I just bought a 2006 GTO and it has a clatter sound(like the CV joints in a front wheel drive) which i believe is either a U-joint or the center bearing. I'm new so take it easy on me! And what would be your recommendation if it is the u-joint or the center bearing? I respect your knowledge of this vehicle.


----------



## GTO44 (Apr 11, 2016)

aircraftjack said:


> I just bought a 2006 GTO and it has a clatter sound(like the CV joints in a front wheel drive) which i believe is either a U-joint or the center bearing. I'm new so take it easy on me! And what would be your recommendation if it is the u-joint or the center bearing? I respect your knowledge of this vehicle.


If it is a thump thump thump right when you taking off or at low speed it's your center carrier bearing. The rubber rips and allows the center joint to flop around. Don't drive it too long like this as it can tear up your output shaft seal and/or pinion seal.

You can get anew carrier bearing and replace it like the OP did. You can buy one from GTOG8TA.com, here's the link - https://gtog8ta.com/04-06-gto/04-06-gto-driveshaft-center-support-bearing/

Like the OP though, you may experience problems after putting it back together with vibrations ect. I would only go this route if I was on a super tight budget. 

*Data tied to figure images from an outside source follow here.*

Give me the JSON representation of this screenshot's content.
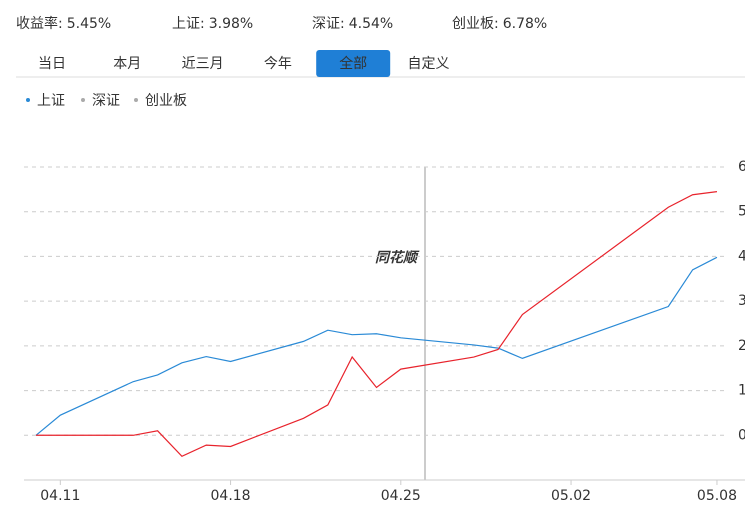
{
  "header": [
    {
      "label": "收益率:",
      "value": "5.45%"
    },
    {
      "label": "上证:",
      "value": "3.98%"
    },
    {
      "label": "深证:",
      "value": "4.54%"
    },
    {
      "label": "创业板:",
      "value": "6.78%"
    }
  ],
  "tabs": [
    "当日",
    "本月",
    "近三月",
    "今年",
    "全部",
    "自定义"
  ],
  "active_tab": 4,
  "legend_items": [
    "上证",
    "深证",
    "创业板"
  ],
  "active_legend": 0,
  "watermark": "同花顺",
  "chart_data": {
    "type": "line",
    "x": [
      "04.10",
      "04.11",
      "04.14",
      "04.15",
      "04.16",
      "04.17",
      "04.18",
      "04.21",
      "04.22",
      "04.23",
      "04.24",
      "04.25",
      "04.28",
      "04.29",
      "04.30",
      "05.06",
      "05.07",
      "05.08"
    ],
    "series": [
      {
        "name": "上证",
        "color": "#2a8ad6",
        "values": [
          0,
          0.45,
          1.2,
          1.35,
          1.62,
          1.76,
          1.65,
          2.1,
          2.35,
          2.25,
          2.27,
          2.18,
          2.02,
          1.95,
          1.72,
          2.88,
          3.7,
          3.98
        ]
      },
      {
        "name": "收益率",
        "color": "#e8232c",
        "values": [
          0,
          0,
          0,
          0.1,
          -0.47,
          -0.22,
          -0.25,
          0.38,
          0.68,
          1.75,
          1.07,
          1.48,
          1.75,
          1.92,
          2.7,
          5.1,
          5.38,
          5.45
        ]
      }
    ],
    "xticks": [
      "04.11",
      "04.18",
      "04.25",
      "05.02",
      "05.08"
    ],
    "ylim": [
      -1,
      6
    ],
    "yticks": [
      0,
      1,
      2,
      3,
      4,
      5,
      6
    ],
    "grid": true
  }
}
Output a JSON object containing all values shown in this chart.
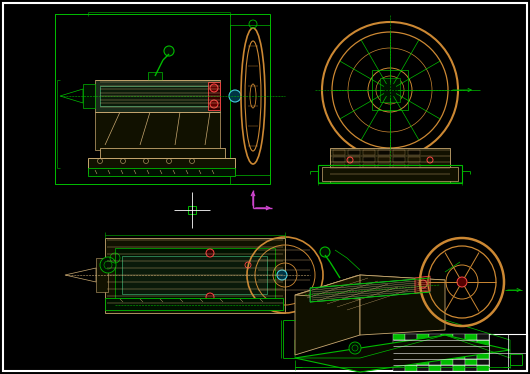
{
  "bg_color": "#000000",
  "green": "#00bb00",
  "bright_green": "#00ff44",
  "orange": "#cc8833",
  "tan": "#c8a870",
  "light_green": "#44cc88",
  "red": "#dd2222",
  "bright_red": "#ff4444",
  "cyan": "#44ccdd",
  "magenta": "#cc44cc",
  "white": "#ffffff",
  "gray": "#888888",
  "fig_width": 5.3,
  "fig_height": 3.74,
  "dpi": 100
}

The other option, which is better for the long run, is to buy a new driveshaft. Like I said above, they are long term investments and can be pricey. I would absolutely recommend the driveshaft I'm currently using... the DSS 2 piece aluminum/chromoly. I got mine from Kollar Racing. Andy (the owner) is a great guy and one of the last true GTO only suppliers. Here's the link to it: DSS PONTIAC 2005-06 GTO Driveshaft / 900HP 2-Piece Chromoly/Aluminum - Kollar Racing Products


----------